Participants were  69-years-old on average, just over half were men, and vascular risk factors were common. Most participants had ischaemic strokes, but 13 participants with haemorrhagic strokes were included. The median NIHSS was 2 (indicating mildly disabling stroke) and the average prestroke mRS was 1, indicating mild baseline disability. Of 195 participants, 64 were diagnosed with dementia over 3 years follow-up. The mean brain frailty score was higher in participants with dementia (3.24±0.89 SD) compared to those without (2.37±1.22 SD). Increasing brain frailty score was associated with an increased risk of dementia (aHR 1.38; CI 1.00-1.89, per 1-point increase). Results of a sensitivity analysis which included death as a competing risk were consistent with the main results. When each component of the brain frailty score was assessed, only the association between severe medial temporal atrophy and dementia remained statistically significant after full adjustment (aHR 2.09, CI 1.07-4.08).

The investigators then constructed a predictive model comprising clinical parameters (age, cardiovascular disease, pre-stroke mRS, NIHSS, and AMT-10) in combination with brain frailty. The combined model had a c-statistic of 0.77 (0.71-0.83) to predict future dementia. (The c-statistic measures the discrimination of a predictive model, that is how well it separates individuals who develop the outcome from individuals who don’t. 4 A c-statistic of 0.5 indicates discrimination which is no better than chance or tossing a coin. C-statistics between 0.6 and 0.8 are accepted to have moderate discrimination, while c-statistics >0.8 have good discrimination.) The combined model demonstrated a marginal improvement in discrimination compared with clinical factors alone (c-statistic 0.76 [0.71-0.82]) and brain frailty markers alone (c-statistic 0.69 [0.62-0.76]).

This work highlights that widely accessible CT imaging features of prior infarcts, white matter disease and atrophy are markers of increased risk of dementia. However, the added value of these markers in addition to clinically assessed risk-factors is, according to these results,  marginal. Advantages of this work are its generalisability, with its broad inclusion criteria, and the robust and systematic follow-up with cognitive testing, which backs-up the clinical relevance of the dementia outcome. Additionally, the brain frailty score is straight-forward to calculate especially for non-radiologists and CT imaging is widely available. Disadvantages are that this model has not been validated in independent data, which is a necessary step to confirm its performance prior to clinical use. Predictive tools which are tested only in the data in which they were derived, are at risk of over-estimating the performance of the model. External validation of this approach may provide clinicians with a practical and useful tool to better identify patients at highest risk of dementia post-stroke.

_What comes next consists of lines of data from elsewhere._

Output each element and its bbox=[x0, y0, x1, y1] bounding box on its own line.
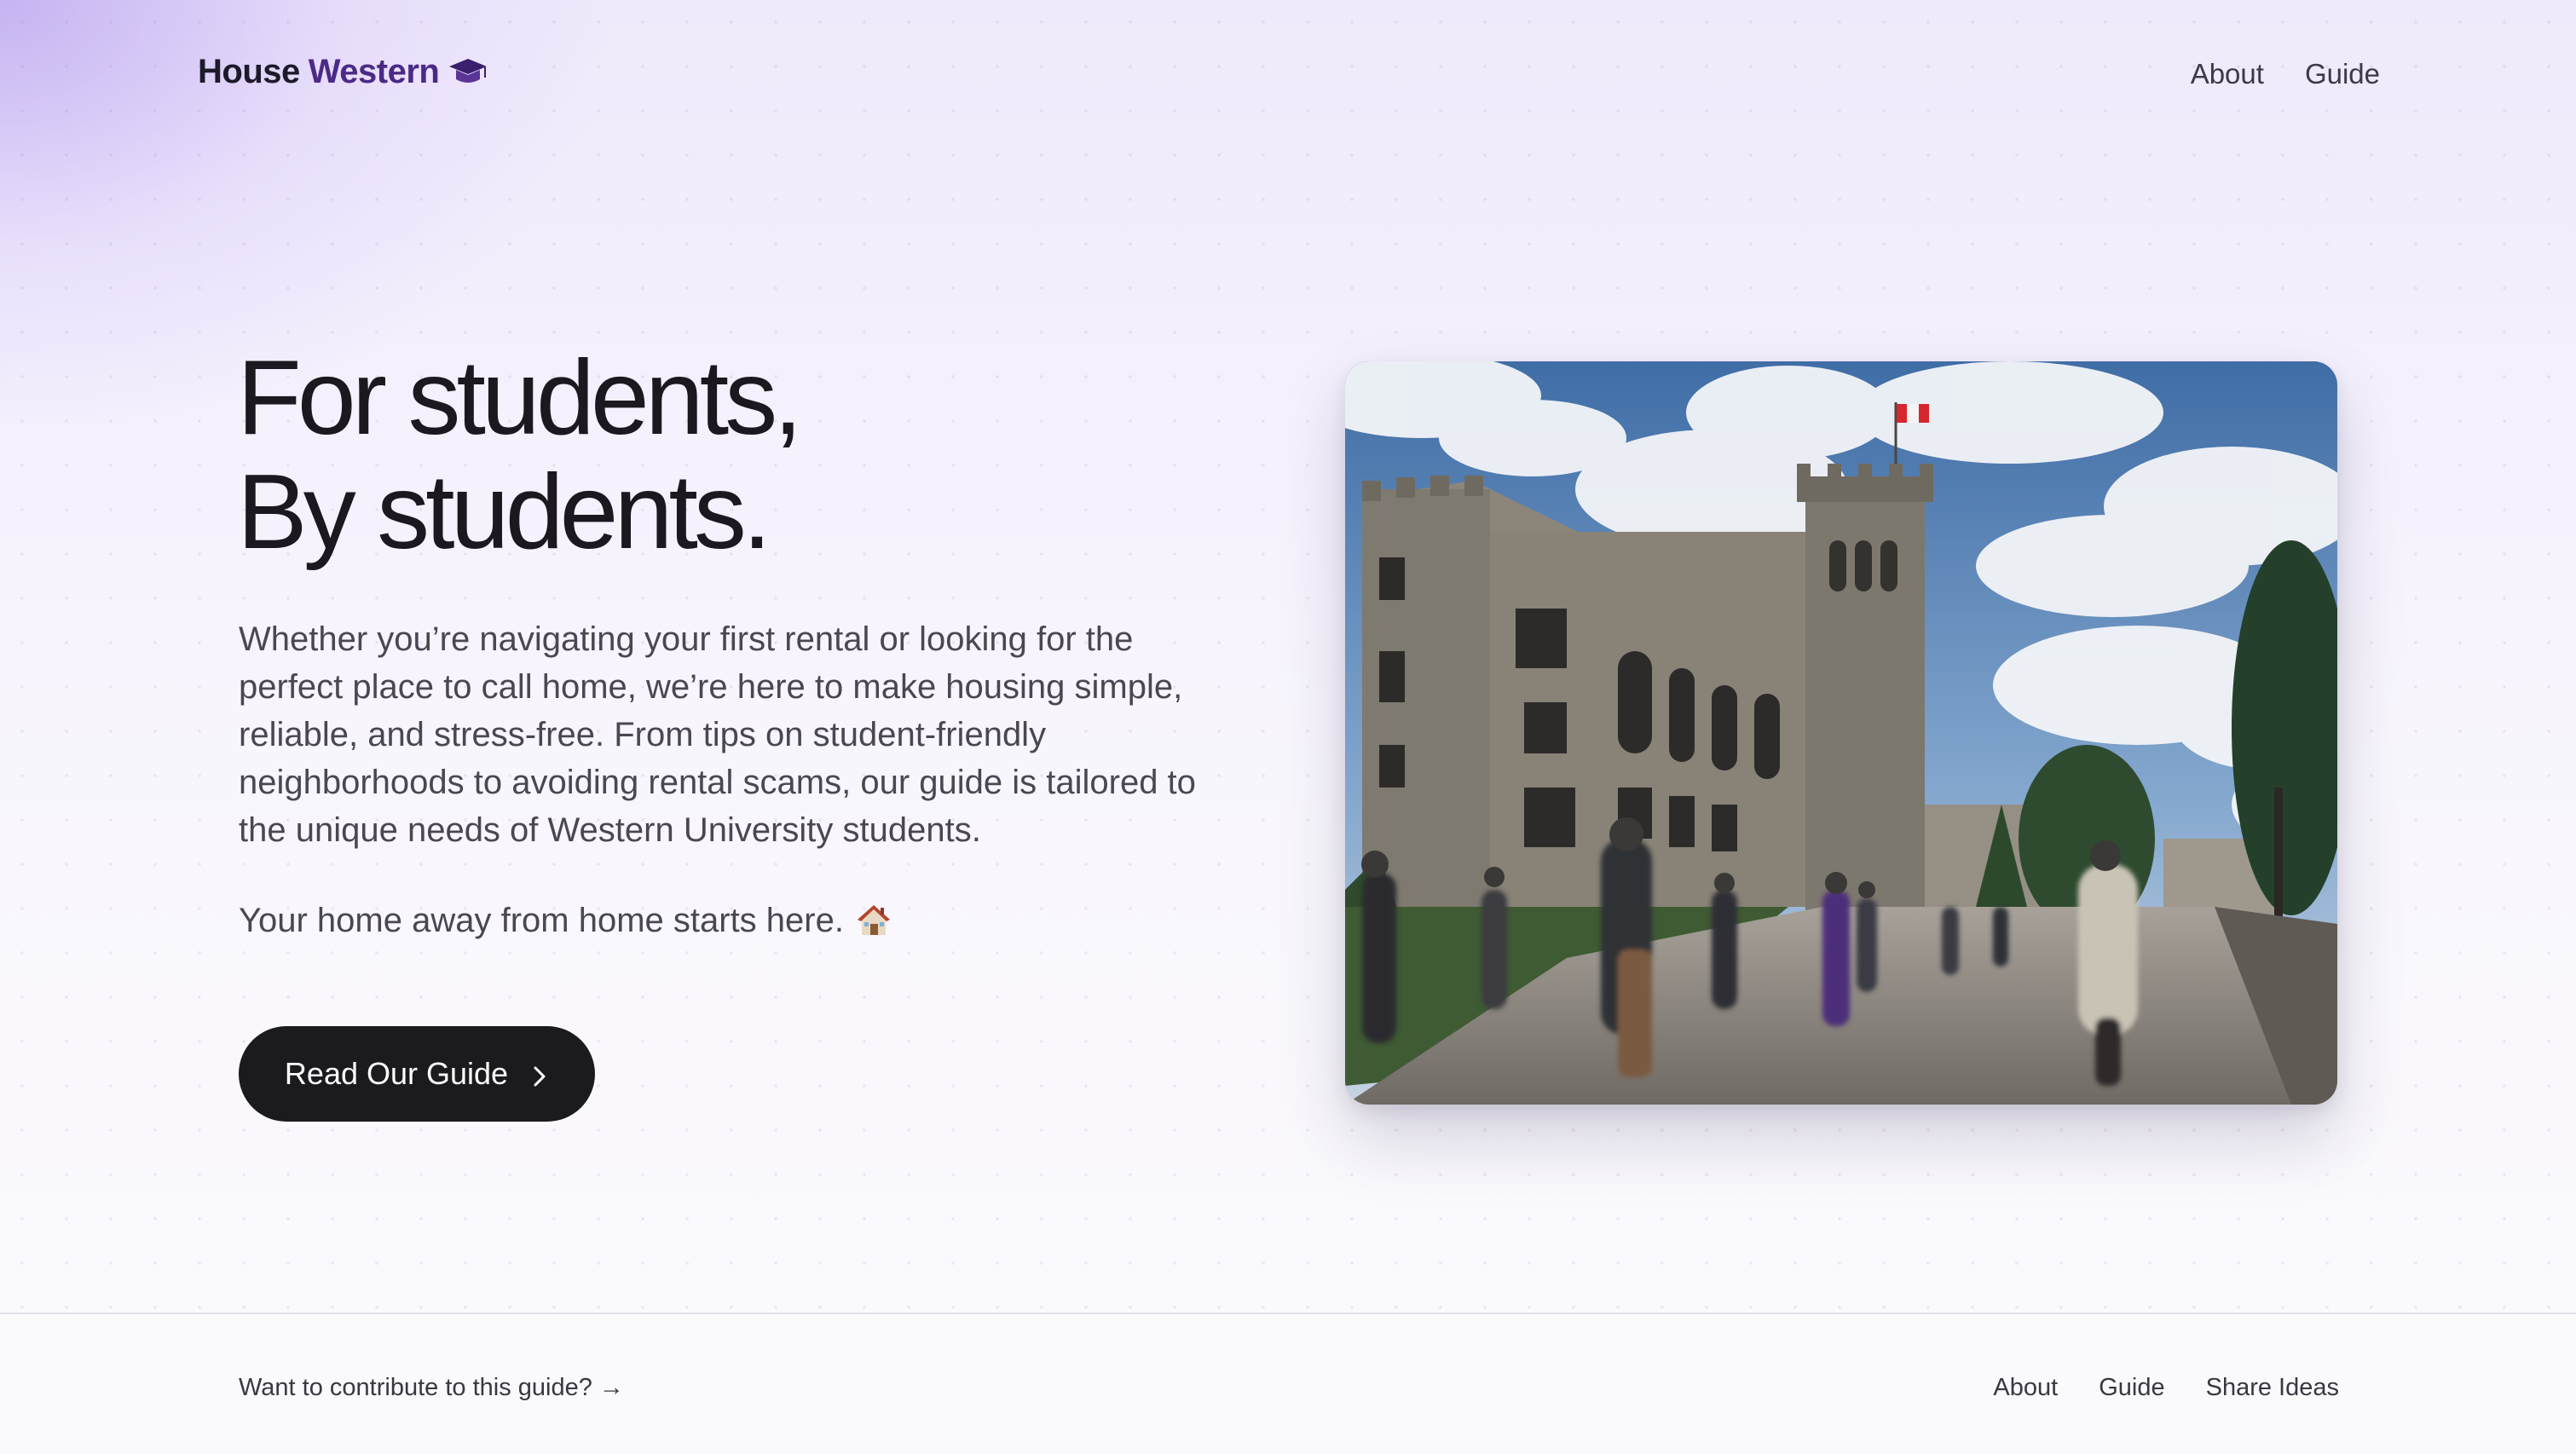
footer-about-link[interactable]: About bbox=[1993, 1374, 2058, 1402]
read-guide-button-label: Read Our Guide bbox=[284, 1056, 509, 1091]
nav-about-link[interactable]: About bbox=[2191, 58, 2264, 90]
hero-intro-text: Whether you’re navigating your first ren… bbox=[239, 620, 1196, 849]
footer-guide-link[interactable]: Guide bbox=[2099, 1374, 2164, 1402]
house-icon bbox=[856, 903, 892, 938]
tagline-text: Your home away from home starts here. bbox=[239, 902, 844, 939]
chevron-right-icon bbox=[530, 1061, 549, 1087]
graduation-cap-icon bbox=[448, 55, 488, 89]
nav-guide-link[interactable]: Guide bbox=[2305, 58, 2380, 90]
footer-share-ideas-link[interactable]: Share Ideas bbox=[2206, 1374, 2339, 1402]
headline-line-1: For students, bbox=[237, 339, 803, 457]
hero-tagline: Your home away from home starts here. bbox=[239, 897, 892, 944]
logo-text-house: House bbox=[198, 53, 300, 90]
site-logo[interactable]: House Western bbox=[198, 53, 488, 91]
site-footer: Want to contribute to this guide? → Abou… bbox=[0, 1313, 2576, 1454]
hero-headline: For students, By students. bbox=[237, 339, 803, 571]
footer-links: About Guide Share Ideas bbox=[1993, 1374, 2339, 1402]
top-nav: About Guide bbox=[2191, 58, 2380, 90]
logo-text-western: Western bbox=[308, 53, 440, 90]
headline-line-2: By students. bbox=[237, 453, 771, 571]
campus-photo bbox=[1345, 361, 2337, 1105]
contribute-link[interactable]: Want to contribute to this guide? → bbox=[239, 1374, 624, 1402]
read-guide-button[interactable]: Read Our Guide bbox=[239, 1026, 595, 1122]
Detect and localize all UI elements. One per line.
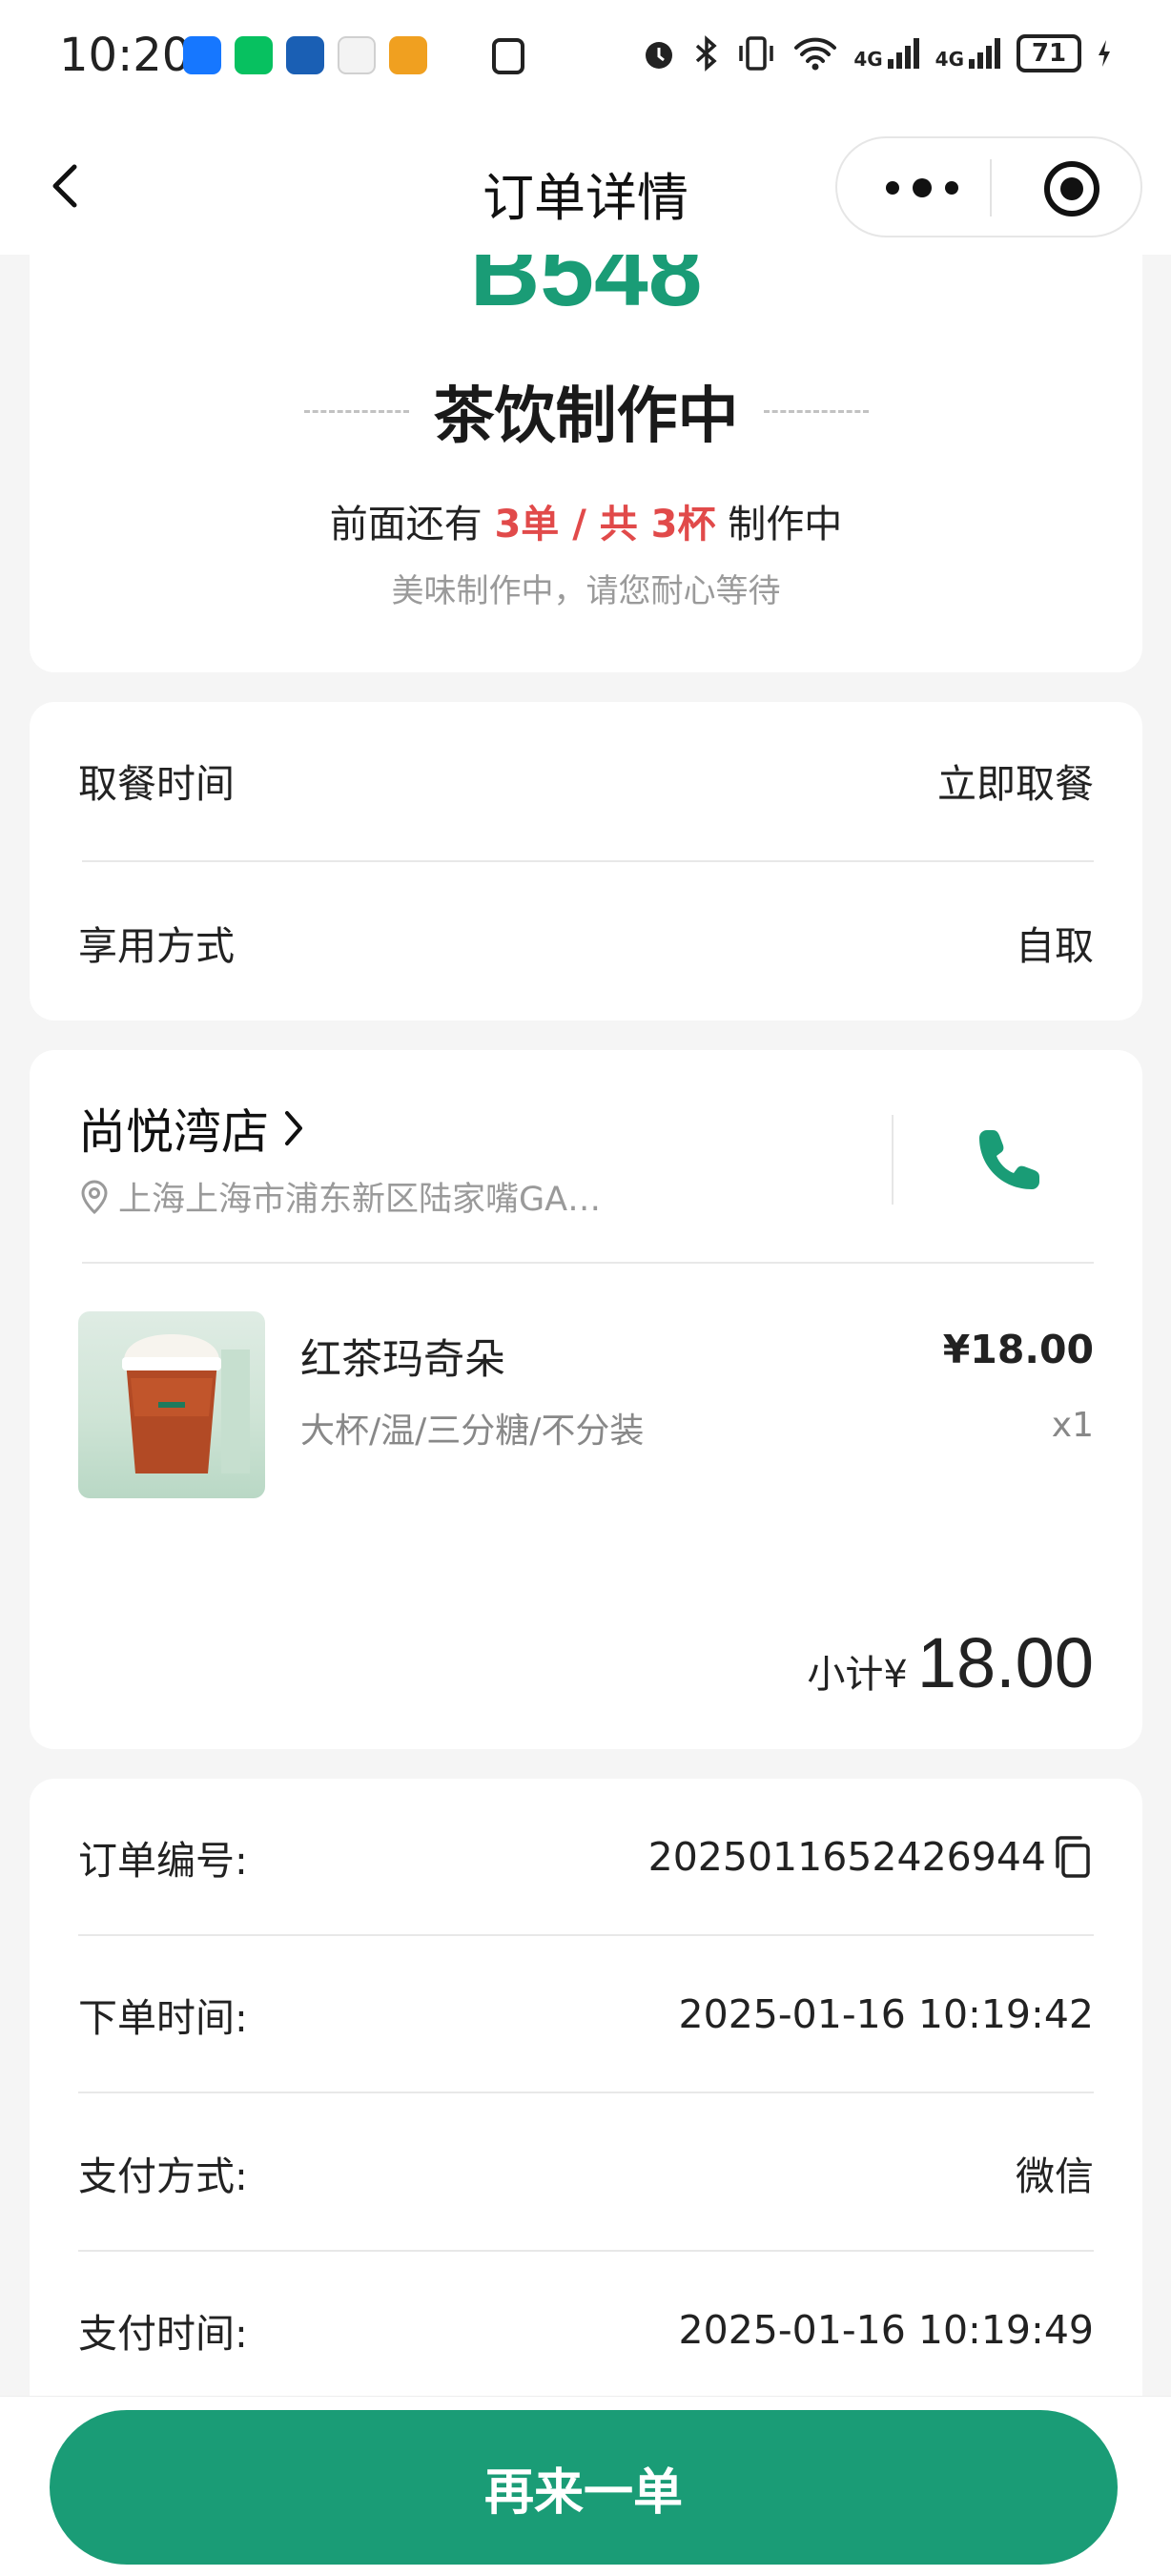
order-number-label: 订单编号: — [78, 1838, 248, 1884]
vertical-divider — [892, 1115, 894, 1205]
store-link[interactable]: 尚悦湾店 — [78, 1094, 307, 1163]
order-created-label: 下单时间: — [78, 1995, 248, 2041]
capsule-divider — [990, 159, 992, 216]
order-info-card: 订单编号: 2025011652426944 下单时间: 2025-01-16 … — [30, 1779, 1142, 2446]
queue-ahead-text: 前面还有 3单 / 共 3杯 制作中 — [30, 493, 1142, 548]
pickup-time-label: 取餐时间 — [78, 761, 235, 807]
close-mini-program-icon[interactable] — [1041, 158, 1102, 219]
queue-ahead-count: 3单 / 共 3杯 — [494, 503, 716, 546]
payment-time-row: 支付时间: 2025-01-16 10:19:49 — [78, 2301, 1094, 2359]
dashed-divider-left — [303, 409, 409, 413]
shop-app-icon — [389, 36, 427, 74]
vibrate-icon — [739, 36, 774, 71]
status-bar: 10:20 4G 4G 71 — [0, 0, 1171, 119]
wait-tip: 美味制作中，请您耐心等待 — [391, 572, 781, 610]
order-created-row: 下单时间: 2025-01-16 10:19:42 — [78, 1986, 1094, 2043]
pickup-method-row: 享用方式 自取 — [78, 914, 1094, 971]
payment-method-label: 支付方式: — [78, 2154, 248, 2199]
message-app-icon — [338, 36, 376, 74]
order-number-row: 订单编号: 2025011652426944 — [78, 1828, 1094, 1886]
row-divider — [78, 2250, 1094, 2252]
order-number-value: 2025011652426944 — [647, 1834, 1046, 1880]
milk-tea-cup-illustration — [122, 1334, 250, 1473]
store-address-row: 上海上海市浦东新区陆家嘴GA… — [78, 1172, 601, 1221]
mini-program-capsule — [835, 136, 1142, 237]
pickup-method-value: 自取 — [1016, 923, 1094, 969]
subtotal: 小计¥ 18.00 — [807, 1622, 1094, 1703]
cell-signal-1: 4G — [853, 36, 919, 71]
queue-status-card: B548 茶饮制作中 前面还有 3单 / 共 3杯 制作中 美味制作中，请您耐心… — [30, 255, 1142, 672]
cell-signal-2: 4G — [935, 36, 1001, 71]
payment-method-value: 微信 — [1016, 2154, 1094, 2199]
wechat-icon — [235, 36, 273, 74]
product-quantity: x1 — [1051, 1406, 1094, 1445]
signal-bars-icon — [969, 38, 1000, 69]
location-pin-icon — [81, 1180, 108, 1214]
network-type-label: 4G — [935, 48, 964, 71]
payment-method-row: 支付方式: 微信 — [78, 2144, 1094, 2201]
pickup-info-card: 取餐时间 立即取餐 享用方式 自取 — [30, 702, 1142, 1020]
status-header: 茶饮制作中 — [30, 367, 1142, 455]
signal-bars-icon — [887, 38, 919, 69]
system-indicators: 4G 4G 71 — [640, 34, 1112, 72]
pickup-time-value: 立即取餐 — [937, 761, 1094, 807]
order-number-group: 2025011652426944 — [648, 1834, 1094, 1880]
alarm-icon — [646, 42, 673, 69]
row-divider — [78, 2092, 1094, 2093]
notification-icons — [183, 36, 427, 74]
copy-icon[interactable] — [1052, 1834, 1094, 1880]
payment-time-value: 2025-01-16 10:19:49 — [678, 2307, 1094, 2353]
queue-ahead-suffix: 制作中 — [715, 503, 843, 546]
store-name: 尚悦湾店 — [78, 1104, 269, 1160]
alipay-icon — [183, 36, 221, 74]
product-image — [78, 1311, 265, 1498]
phone-call-icon[interactable] — [972, 1124, 1044, 1197]
order-status: 茶饮制作中 — [433, 381, 739, 452]
dashed-divider-right — [763, 409, 869, 413]
battery-level: 71 — [1031, 39, 1067, 68]
more-options-icon[interactable] — [883, 172, 961, 204]
row-divider — [82, 1262, 1094, 1264]
order-created-value: 2025-01-16 10:19:42 — [678, 1991, 1094, 2037]
subtotal-label: 小计¥ — [807, 1653, 908, 1697]
nav-bar: 订单详情 — [0, 119, 1171, 255]
row-divider — [78, 1934, 1094, 1936]
product-price: ¥18.00 — [942, 1327, 1094, 1372]
battery-indicator: 71 — [1017, 34, 1081, 72]
pickup-method-label: 享用方式 — [78, 923, 235, 969]
nfc-icon — [492, 38, 524, 74]
chevron-right-icon — [285, 1111, 302, 1145]
bluetooth-icon — [696, 35, 717, 72]
subtotal-amount: 18.00 — [916, 1623, 1094, 1702]
reorder-button[interactable]: 再来一单 — [50, 2410, 1118, 2565]
queue-ahead-prefix: 前面还有 — [329, 503, 495, 546]
product-spec: 大杯/温/三分糖/不分装 — [300, 1412, 645, 1451]
store-address: 上海上海市浦东新区陆家嘴GA… — [118, 1181, 602, 1219]
wifi-icon — [794, 37, 837, 71]
bank-app-icon — [286, 36, 324, 74]
network-type-label: 4G — [853, 48, 883, 71]
product-name: 红茶玛奇朵 — [300, 1336, 505, 1384]
bottom-action-bar: 再来一单 — [0, 2396, 1171, 2576]
payment-time-label: 支付时间: — [78, 2311, 248, 2357]
row-divider — [82, 860, 1094, 862]
charging-icon — [1099, 40, 1110, 67]
pickup-number: B548 — [469, 255, 703, 326]
status-time: 10:20 — [59, 29, 192, 82]
pickup-time-row: 取餐时间 立即取餐 — [78, 752, 1094, 809]
store-order-card: 尚悦湾店 上海上海市浦东新区陆家嘴GA… 红茶玛奇朵 大杯/温/三分糖/不分装 … — [30, 1050, 1142, 1749]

Prediction of dementia using CT imaging in stroke

Hafdi et al.

Online first March 2025

References:

  1. Pendlebury ST, Rothwell PM. Incidence and prevalence of dementia associated with transient ischaemic attack and stroke: analysis of the population-based Oxford Vascular Study. Lancet Neurol 2019; 18(3): 248-58.
  2. Ball EL, Shah M, Ross E, et al. Predictors of post-stroke cognitive impairment using acute structural MRI neuroimaging: A systematic review and meta-analysis. Int J Stroke 2023; 18(5): 543-54.
  3. Hafdi M, Taylor-Rowan M, Drozdowska B, et al. Prediction of dementia using CT imaging in stroke (PRODUCTS). Eur Stroke J 2025: 23969873251325076.
  4. Pencina MJ, D’Agostino RB, Sr. Evaluating Discrimination of Risk Prediction Models: The C Statistic. Jama 2015; 314(10): 1063-4.